Downtown Bar and Grill is an absolute enigma of a craft beer bar.  Firstly, it’s unquestionably the most brightly lit bar in New York.  The picture above was taken without using a flash of any kind.  It’s late night “mood” lighting is brighter than a Ruby Tuesday’s AFTER the lights have gone up at 2 AM and the junior high flunkies have started vacuuming.  Likewise, it’s seemingly run by a group of ambiguously Middle Eastern men that seemingly know absolutely nothing about beer.  Or the English language.  You ask them for something on tap and they stare at you like you asked if you could fuck their wives.  You point to a tap and make friendly conversation, “How’s that one, any good?” and they just pour you a full glass and hold out their open palm for $7.  You wonder what style a certain oddball beer is on the menu and they turn and yell something in Sanskrit to their buddies.  They’re not rude there, don’t get me wrong, they’re just…clueless.  I think.  It’s like the oddest practical joke being perpetrated:  these half-dozen Middle Easterners decide to open a simple “American” bar and then for some reason start getting shipped some of the best beers in the known world.  Who is the Wizard behind their beer curtain?

Without question, they have the best bottle list I’ve ever seen.  Unlike Spuyten Duyvil which is very skilled at writing on the wall a list of amazingly impressive beers–and then even more amazingly impressive at never having any of these in the back room–Downtown B & G actually has everything they list.  And I’m not kidding about everything.  Pretty much every vintage of every Brooklyn Brewery or Dogfish Head beer ever made dating back a decade or more, bottles of Sam Adams Utopias and Millennium, fuck, they even have Westvleteren 8 and 12 (for a mere monk-angering $50 a whack.)  Another great thing about Downtown is that they have the most interesting happy hour deals you’ve ever seen.  Whereas most bars have the pitcher of Coors for $8, maybe a bucket of Heinies for $15, Downtown will have something like…a beautiful plastic cork-plungered 25 oz. bottle of 10% barley wine for $10.  Yes sir, that’s how to get properly slobber-knockered on a Monday!  I’d been quite pleased with Thomas Hooker’s highly acclaimed dopplebock, so of course I gave this a whirl.  And it wasn’t bad.  Certainly well worth the Alexander Hamilton.  A tad cloying in a malty syrupy way, but still pretty tasty.  Aged in bourbon casks this has a nice little touch of vanilla and oaky smokiness.  Took me a full half of football to finish and made my evening’s canoodling a bit of a disaster.
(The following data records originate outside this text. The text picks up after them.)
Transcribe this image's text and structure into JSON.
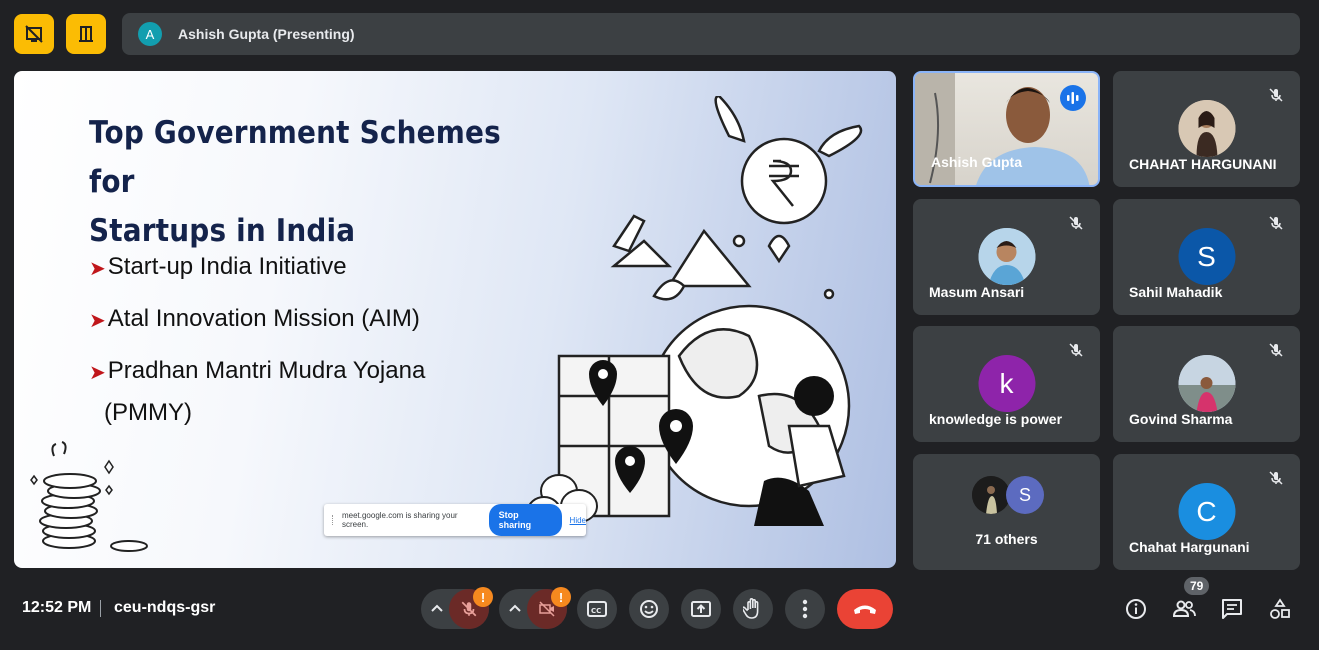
{
  "header": {
    "presenter_initial": "A",
    "presenter_label": "Ashish Gupta (Presenting)"
  },
  "slide": {
    "title_line1": "Top Government Schemes for",
    "title_line2": "Startups in India",
    "bullets": [
      "Start-up India Initiative",
      "Atal Innovation Mission (AIM)",
      "Pradhan Mantri Mudra Yojana"
    ],
    "bullet_continuation": "(PMMY)",
    "bullet_marker": "➤"
  },
  "share_notice": {
    "text": "meet.google.com is sharing your screen.",
    "stop_label": "Stop sharing",
    "hide_label": "Hide"
  },
  "participants": [
    {
      "name": "Ashish Gupta",
      "state": "speaking"
    },
    {
      "name": "CHAHAT HARGUNANI",
      "state": "muted"
    },
    {
      "name": "Masum Ansari",
      "state": "muted"
    },
    {
      "name": "Sahil Mahadik",
      "initial": "S",
      "color": "#0b57a8",
      "state": "muted"
    },
    {
      "name": "knowledge is power",
      "initial": "k",
      "color": "#8e24aa",
      "state": "muted"
    },
    {
      "name": "Govind Sharma",
      "state": "muted"
    },
    {
      "name": "71 others",
      "initial": "S",
      "color": "#5c6bc0"
    },
    {
      "name": "Chahat Hargunani",
      "initial": "C",
      "color": "#1a8ee0",
      "state": "muted"
    }
  ],
  "footer": {
    "time": "12:52 PM",
    "meeting_code": "ceu-ndqs-gsr",
    "warn_mark": "!",
    "participant_count": "79"
  },
  "colors": {
    "accent": "#fbbc04",
    "end_call": "#ea4335",
    "bg": "#202124",
    "tile": "#3c4043"
  }
}
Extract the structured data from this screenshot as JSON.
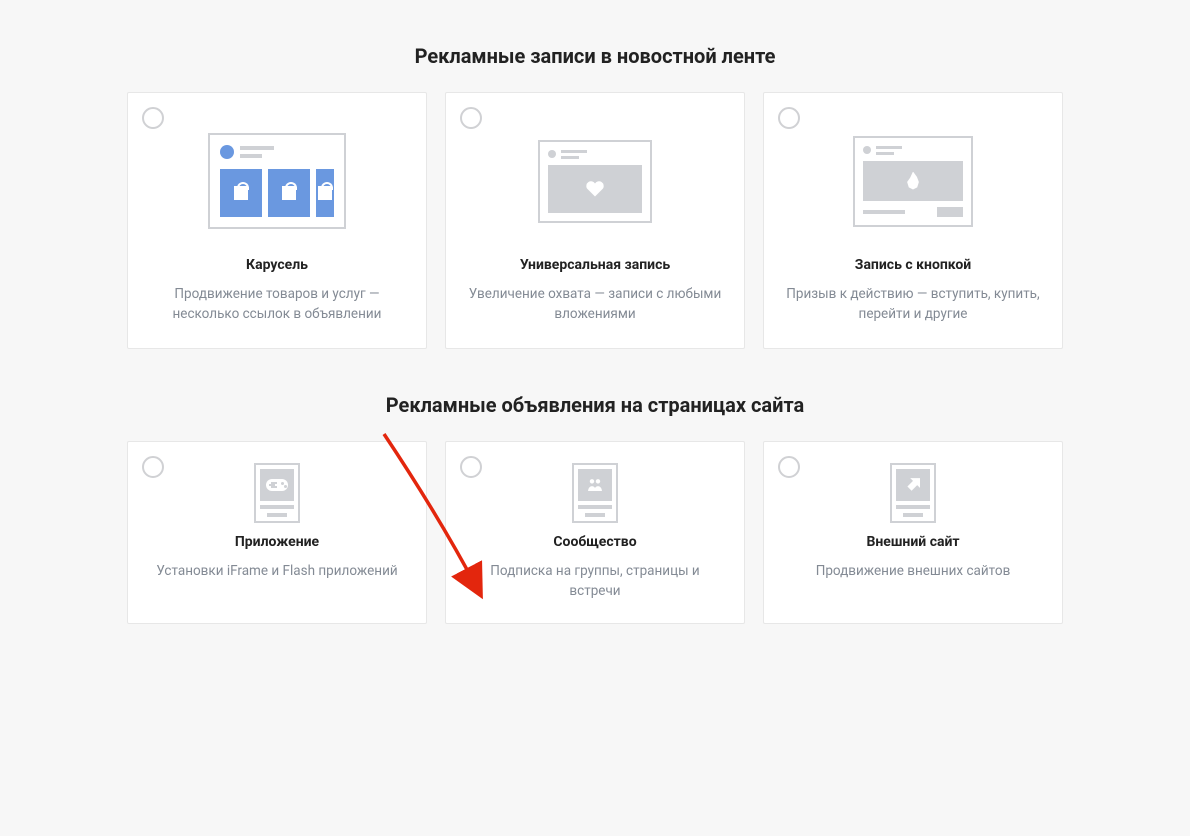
{
  "sections": [
    {
      "title": "Рекламные записи в новостной ленте",
      "cards": [
        {
          "title": "Карусель",
          "desc": "Продвижение товаров и услуг — несколько ссылок в объявлении"
        },
        {
          "title": "Универсальная запись",
          "desc": "Увеличение охвата — записи с любыми вложениями"
        },
        {
          "title": "Запись с кнопкой",
          "desc": "Призыв к действию — вступить, купить, перейти и другие"
        }
      ]
    },
    {
      "title": "Рекламные объявления на страницах сайта",
      "cards": [
        {
          "title": "Приложение",
          "desc": "Установки iFrame и Flash приложений"
        },
        {
          "title": "Сообщество",
          "desc": "Подписка на группы, страницы и встречи"
        },
        {
          "title": "Внешний сайт",
          "desc": "Продвижение внешних сайтов"
        }
      ]
    }
  ],
  "colors": {
    "accent": "#6a98e0",
    "arrow": "#e3260d"
  }
}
Mad River John Barleycorn (2008)

9.5% ABV bottled

My man Jay at Hedonist Beer Jive hooked me up with this beer I’ve never heard of from a brewery I’ve never heard of.  But that’s cool, I haven’t heard of a lot of shit.  Like the famous Irish folk song this beer takes it’s name from (fun Wikipedia entry alert!)  So glad Jay sent this my way though, because it was very solid.  A nice burnt dried malty sweetness.  Very caramel tasting, but perhaps a little too boozy.  A little too boozy?!  Am I growing soft?  (Did I just end a second straight beer review with an inadvertant e.d. barb?)


Dieu Du Ciel! Solstice D’hiver

9.8% ABV bottled

Montreal’s Dieu Du Ciel! (the exclamation point is part of their name (!!!)) has become THE latest brewery that, if I spot a bottle of their’s I have yet to try, there’s absolutely no chance I will pass on it.  Their stuff isn’t exactly super-rare or anything, it’s just that New York isn’t exactly bursting at the seams with stock of it.  And, ever since I tried their legendary Peche Mortel, a strong contender for best stout in North America, I’ve been on a mission to have everything they make.  True, I have yet to find anything quite as good as Peche Mortel–then again, few beers ARE as good as that–but everything I’ve had from the exclamatory brewery has been quite swell, unique little twists on standard styles.  Their barley wine was no exception.  Boozy caramel tastes like a fine liqueur you get in a hotel bar, with a strong bitter finish with the hops coming through strong.  Would be a nice candidate for aging but for the time being a quite pleasant sipper.  And Dieu Du Ciel always give you pleasant bottle artwork to admire as you start slip slidin’ away.